Heute bei #Von Innerhalb Ich werde euch von der Party erzählen, die die Peña Gute Leute bereit zu empfangen Alonso Núñez Fernández, Rancapino ChicoAnlässlich seines dreißigjährigen Bühnenjubiläums blickt der Flamenco-Sänger aus Chiclana auf sein Debüt im Jahr 1996 zurück, dem Jahr, in dem er vielversprechende und talentierte Eigenschaften für die Bühne aufzeigte. canteFernsehprogramme Ich sehe was, was du nicht siehst o Pfade des Ruhms Sie wurden Zeugen jener ersten Schritte, die ganz klar dazu dienten, den Grundstein für eine vielversprechende Karriere zu legen.

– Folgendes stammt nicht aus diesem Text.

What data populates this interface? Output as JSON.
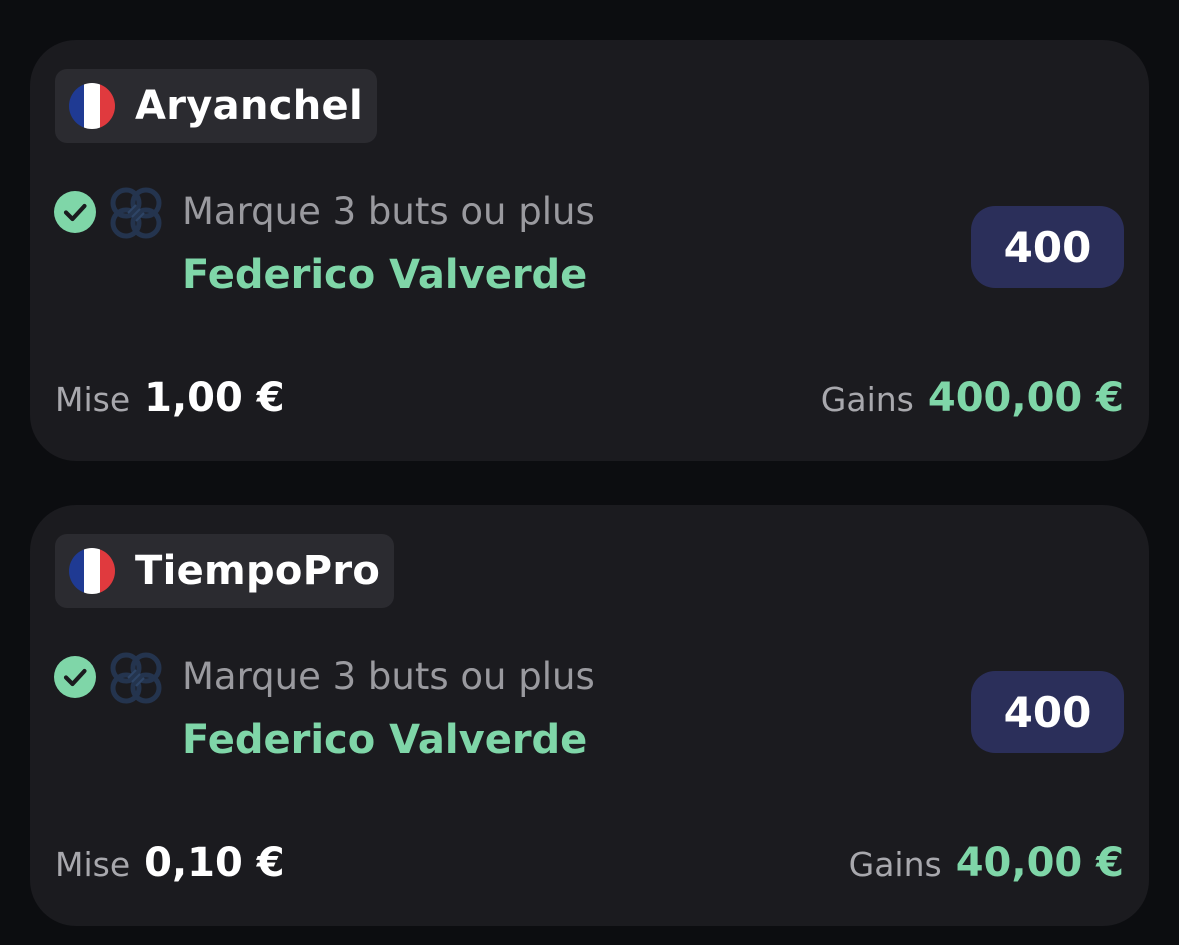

Der Abend begann um 22 Uhr. Schon vor 21 Uhr hatten sich zahlreiche Fans vor dem Eingang des Clubs im Viertel San Mateo versammelt, und die Vorfreude war spürbar, als der Sicherheitsmann kurz vor 22 Uhr allen, die noch draußen warteten, den Einlass verweigern musste, da der Club bis auf den letzten Platz gefüllt war. Alonsito, wie wir ihn unter Freunden nennen, Er wird in Jerez seit seiner Jugend geliebt. Und in den letzten Jahren hat er bemerkenswerte Auftritte hingelegt, beispielsweise beim Tío Pepe Festival. Jedes Mal, wenn er auftritt, tut er dies auf eine zugängliche, freundliche Art, ganz im Sinne der in der Roma-Kultur verwurzelten Werte... AlterUnd aufgrund seines Könnens als Flamenco-Sänger. Er ist derzeit eine führende Persönlichkeit, gehen wir von dieser Prämisse aus.
Unter den Hunderten von Teilnehmern befanden sich viele junge Leute. Die flamenco Weitere wichtige Likes! Und lassen Sie sich von niemandem etwas anderes einreden. Der gegenteilige, aber mehr als notwendige Aspekt ist die Anwesenheit illustrer Persönlichkeiten wie zum Beispiel María Vargas, „Lehrer von cante“, wie Rancapino es nannte. Angelita Gómez, Manuela Carpio, Juan Parra, Ana María López…und andere Künstler wie Manuel Jero y María Jesús Bernal, auf den ich in den letzten Zeilen eingehen werde.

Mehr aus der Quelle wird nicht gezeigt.